I’m not a Luddite, nor Chicken Little predicting the sky is going to fall due to technology. If the past is any indicator, technology will provide more good than bad. But add into the mix unchecked immigration, which now accounts for 16.7% of the American workforce, globalization, and over a generation of stagnant wages, and the American worker has that sinking feeling that his future is being outsourced to foreign born workers and to modern technology.

Nor can we be reassured in the Western World that our elected officials and experts have any grasp of what’s to be done about the slow strangulation of job creation. So far their grand plan is to toy with an idea to give away a monthly subsistent stipend to anyone who can breathe to make up for lost work. This month there was a referendum in Switzerland to give a monthly paycheck to every adult regardless of their financial circumstances. The voters in Switzerland were wise enough to reject it with a whopping 77% no vote, understanding it would be a substantial blow to individual responsibility as well as lead to massive immigration that would make the migration crisis that now plagues the Continent seem like child’s play in comparison.

On this side of the Atlantic famed political scientist Charles Murray argued in a June op-ed piece in the Wall Street Journal for a Universal Basic Income to all Americans. To be fair to Mr. Murray he clearly states that “A UBI will do the good things I claim only if it replaces all other transfer payments and the bureaucracies that oversee them.” To which I respond, are you kidding me? Does he not understand how Washington, D.C. works? If a Universal Basic Income ever got established, it would quickly become a mere addition to other welfare payments.

We really can’t control nor predict the impact of future technology, and I believe the average American isn’t looking for a “free money” handout that would keep him just above the poverty line. What the American worker wants and needs is an opportunity to have a career which, if they work hard, gives them a fighting chance of a brighter future.

Last year a minor league baseball team in San Rafael, California, used a robotic umpire to call balls and strikes in a game, perhaps foreshadowing the beginning of the end of umpires. Major League Umpires have already been emasculated to the point that after every close call we humans sit breathlessly and wait for technology to tell us if the call will stand.

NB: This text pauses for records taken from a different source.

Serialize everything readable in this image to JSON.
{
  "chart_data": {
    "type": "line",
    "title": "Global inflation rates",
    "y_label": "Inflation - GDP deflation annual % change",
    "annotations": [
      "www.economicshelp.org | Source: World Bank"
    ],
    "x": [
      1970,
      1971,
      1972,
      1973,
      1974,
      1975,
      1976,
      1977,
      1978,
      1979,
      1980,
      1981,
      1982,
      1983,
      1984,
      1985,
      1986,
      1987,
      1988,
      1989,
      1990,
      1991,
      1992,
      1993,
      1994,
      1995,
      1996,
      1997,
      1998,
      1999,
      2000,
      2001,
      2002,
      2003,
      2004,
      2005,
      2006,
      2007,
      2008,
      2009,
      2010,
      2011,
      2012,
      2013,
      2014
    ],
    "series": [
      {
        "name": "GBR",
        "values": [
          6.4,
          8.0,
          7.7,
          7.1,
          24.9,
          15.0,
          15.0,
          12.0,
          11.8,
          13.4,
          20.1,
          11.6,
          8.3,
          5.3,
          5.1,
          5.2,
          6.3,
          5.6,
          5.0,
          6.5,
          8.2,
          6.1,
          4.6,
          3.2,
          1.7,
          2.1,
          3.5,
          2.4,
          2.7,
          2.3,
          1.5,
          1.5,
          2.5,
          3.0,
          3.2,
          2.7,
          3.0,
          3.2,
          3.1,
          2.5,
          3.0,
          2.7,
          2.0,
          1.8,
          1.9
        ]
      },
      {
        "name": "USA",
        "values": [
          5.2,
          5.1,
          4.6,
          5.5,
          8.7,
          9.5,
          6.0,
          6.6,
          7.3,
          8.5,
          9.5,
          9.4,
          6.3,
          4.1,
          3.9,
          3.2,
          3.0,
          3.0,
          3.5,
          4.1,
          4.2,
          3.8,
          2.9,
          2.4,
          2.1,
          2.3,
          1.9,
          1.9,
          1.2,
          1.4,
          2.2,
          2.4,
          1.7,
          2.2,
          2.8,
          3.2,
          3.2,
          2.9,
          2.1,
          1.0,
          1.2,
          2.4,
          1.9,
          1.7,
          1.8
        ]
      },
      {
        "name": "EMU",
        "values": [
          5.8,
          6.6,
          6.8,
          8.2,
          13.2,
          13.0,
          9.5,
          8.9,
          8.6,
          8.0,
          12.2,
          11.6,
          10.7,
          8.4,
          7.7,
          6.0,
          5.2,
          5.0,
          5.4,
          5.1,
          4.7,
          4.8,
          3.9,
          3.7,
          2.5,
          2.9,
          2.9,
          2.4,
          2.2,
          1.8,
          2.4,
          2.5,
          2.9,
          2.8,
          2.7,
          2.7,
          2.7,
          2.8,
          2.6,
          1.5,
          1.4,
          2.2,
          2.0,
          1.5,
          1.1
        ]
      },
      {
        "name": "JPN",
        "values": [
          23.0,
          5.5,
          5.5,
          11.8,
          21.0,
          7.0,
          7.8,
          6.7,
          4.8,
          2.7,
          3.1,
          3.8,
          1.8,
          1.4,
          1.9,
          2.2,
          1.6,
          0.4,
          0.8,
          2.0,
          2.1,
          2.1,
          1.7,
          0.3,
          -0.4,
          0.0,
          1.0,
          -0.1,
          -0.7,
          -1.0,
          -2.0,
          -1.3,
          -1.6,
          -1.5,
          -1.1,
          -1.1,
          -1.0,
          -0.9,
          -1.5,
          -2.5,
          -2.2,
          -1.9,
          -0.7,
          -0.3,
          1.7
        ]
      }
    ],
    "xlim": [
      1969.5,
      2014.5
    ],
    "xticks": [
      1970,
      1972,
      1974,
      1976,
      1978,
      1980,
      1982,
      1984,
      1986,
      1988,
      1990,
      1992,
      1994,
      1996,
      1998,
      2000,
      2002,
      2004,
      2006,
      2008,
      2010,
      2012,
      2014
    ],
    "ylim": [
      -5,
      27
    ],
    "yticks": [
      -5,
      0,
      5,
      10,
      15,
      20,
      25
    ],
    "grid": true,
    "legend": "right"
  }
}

Even spectators can be outsourced, as proven in South Korea where they currently use Fanbots (robots) who cheer and do the wave at the appropriate moment.

These changes in the sports world are just a microcosm of what is happening worldwide with the workforce. Are we prepared for the displacement of millions of jobs that will come with technology? I doubt it, but perhaps we can just ask the robots what to do. After all, our current leadership hasn’t a clue.